Installs: `mirror-machine`, `entropy-governance`, `sigillin`, `mandala-visualizer`,
`utac-core`, `cosmic-web`.

### Development

```bash
git clone https://github.com/GenesisAeon/AdvancedWeightingSystems
cd AdvancedWeightingSystems
pip install -e ".[dev]"
```

---

## Quick Start

```python
import numpy as np
from advanced_weighting_systems.aeon_layer import AeonLayerConfig
from advanced_weighting_systems.symbolic_mirror import (
    TransformerAdapter, CNNAdapter, RNNAdapter, GraphNNAdapter
)
from advanced_weighting_systems.weighting_engine import WeightingConfig
from advanced_weighting_systems.models.coupling import ResonanceCoupling

DIM = 16

coupling = ResonanceCoupling(
    adapters=[
        TransformerAdapter(dim=DIM),
        CNNAdapter(dim=DIM),
        RNNAdapter(dim=DIM),
        GraphNNAdapter(dim=DIM),
    ],
    dim=DIM,
    aeon_config=AeonLayerConfig(beta=1.5, theta=0.0, n_models=4),
    weighting_config=WeightingConfig(lam=1.0),
)

rng = np.random.default_rng(0)
activations = [rng.standard_normal(DIM) for _ in range(4)]
entropies   = rng.uniform(0.1, 0.9, size=4)
coherences  = rng.uniform(0.3, 0.8, size=4)
rho         = rng.uniform(0.4, 1.0, size=4)

output = coupling.step(activations, entropies, coherences, rho)

print(f"L_Aeon shape          : {output.aeon_state.layer_output.shape}")
print(f"Resonance energy      : {output.energy:.6f}")
print(f"CREP scores           : {output.weighting_result.crep_scores}")
```

---

## CLI

```bash
# Couple four adapter types with AeonLayer + mandala ASCII visualisation
aws couple --models trans,cnn,rnn,graph --aeon-layer --entropy 0.4 --visualize

# Compute resonance weights for named models with CREP bar chart
aws weight --model-ids model_a,model_b,model_c --regime volume --lam 2.0 --visualize
```

---

## Architecture

```
advanced_weighting_systems/
├── aeon_layer.py        # L_Aeon aggregation (AeonLayer, AeonLayerConfig)
├── weighting_engine.py  # Entropy-governance, UTAC, CREP (WeightingEngine)
├── symbolic_mirror.py   # Sigillin + MandalaMap -> M_i (SymbolicMirror, adapters)
├── cli.py               # Typer CLI (aws couple / aws weight)
├── models/
│   ├── __init__.py      # Re-exports all adapters
│   └── coupling.py      # ResonanceCoupling end-to-end pipeline
└── utils/
    ├── __init__.py
    └── entropy.py       # Shannon entropy, EntropyTable, governance weights
```

### Supported NN Adapters

| Adapter | `--models` key | Resonance Signal |
|---|---|---|
| `TransformerAdapter` | `trans` | mean(tanh(activations)) |
| `CNNAdapter` | `cnn` | max(abs(activations)) |
| `RNNAdapter` | `rnn` | std(activations) |
| `GraphNNAdapter` | `graph` | mean(activations^2) |
| `SpikeAdapter` | `spike` | spike rate above threshold |

---

## Testing

```bash
pytest                          # run all tests with coverage
pytest --cov-report=html        # HTML coverage report
```

Coverage target: **99 %+** (enforced via `--cov-fail-under=99`).
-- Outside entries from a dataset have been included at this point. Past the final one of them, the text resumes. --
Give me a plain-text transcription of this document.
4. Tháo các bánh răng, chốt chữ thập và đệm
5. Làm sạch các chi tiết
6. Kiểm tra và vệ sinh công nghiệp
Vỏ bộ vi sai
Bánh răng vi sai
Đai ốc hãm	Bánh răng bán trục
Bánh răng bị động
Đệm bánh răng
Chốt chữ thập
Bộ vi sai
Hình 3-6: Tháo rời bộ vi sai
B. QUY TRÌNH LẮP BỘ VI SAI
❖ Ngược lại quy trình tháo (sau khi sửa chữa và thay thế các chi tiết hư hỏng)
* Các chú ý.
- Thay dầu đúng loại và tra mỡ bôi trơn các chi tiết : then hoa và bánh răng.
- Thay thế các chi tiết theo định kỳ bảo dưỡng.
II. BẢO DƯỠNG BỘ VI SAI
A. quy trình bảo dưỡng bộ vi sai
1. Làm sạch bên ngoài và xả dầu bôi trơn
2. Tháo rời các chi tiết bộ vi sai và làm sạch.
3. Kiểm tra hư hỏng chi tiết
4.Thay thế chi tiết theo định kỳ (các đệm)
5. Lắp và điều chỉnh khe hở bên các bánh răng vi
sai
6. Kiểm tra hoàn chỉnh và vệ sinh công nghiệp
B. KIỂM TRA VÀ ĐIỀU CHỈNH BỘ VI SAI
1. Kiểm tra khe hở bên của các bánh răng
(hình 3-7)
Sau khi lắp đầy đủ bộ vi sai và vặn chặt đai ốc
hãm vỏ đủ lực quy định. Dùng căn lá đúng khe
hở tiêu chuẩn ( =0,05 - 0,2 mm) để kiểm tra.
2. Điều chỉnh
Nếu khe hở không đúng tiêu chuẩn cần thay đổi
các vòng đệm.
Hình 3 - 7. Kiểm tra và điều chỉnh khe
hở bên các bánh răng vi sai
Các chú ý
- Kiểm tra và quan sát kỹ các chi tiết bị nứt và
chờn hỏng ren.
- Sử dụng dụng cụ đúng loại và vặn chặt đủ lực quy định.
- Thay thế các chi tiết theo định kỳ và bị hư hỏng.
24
Contract tests verify interface compatibility with:
- `mirror-machine` — Mirror-Matrix shape and finite-value contracts
- `entropy-governance` — monotonicity of weights w.r.t. entropy
- `utac-core` — UTAC gate range and monotonicity w.r.t. coherence

---

## Documentation

```bash
mkdocs serve          # local preview
mkdocs build --strict # production build (zero warnings)
```

Published at: <https://genesisaeon.github.io/AdvancedWeightingSystems>

---

## Citation

```bibtex
@software{genesisaeon_aws_2026,
  author    = {GenesisAeon},
  title     = {Advanced Weighting Systems: Resonance-based Coupling of Heterogeneous NN Models},
  year      = {2026},
  version   = {0.1.0},
  doi       = {10.5281/zenodo.19110330},
  url       = {https://github.com/GenesisAeon/AdvancedWeightingSystems}
}
```

---

## License

[MIT](LICENSE) — GenesisAeon Project, 2026.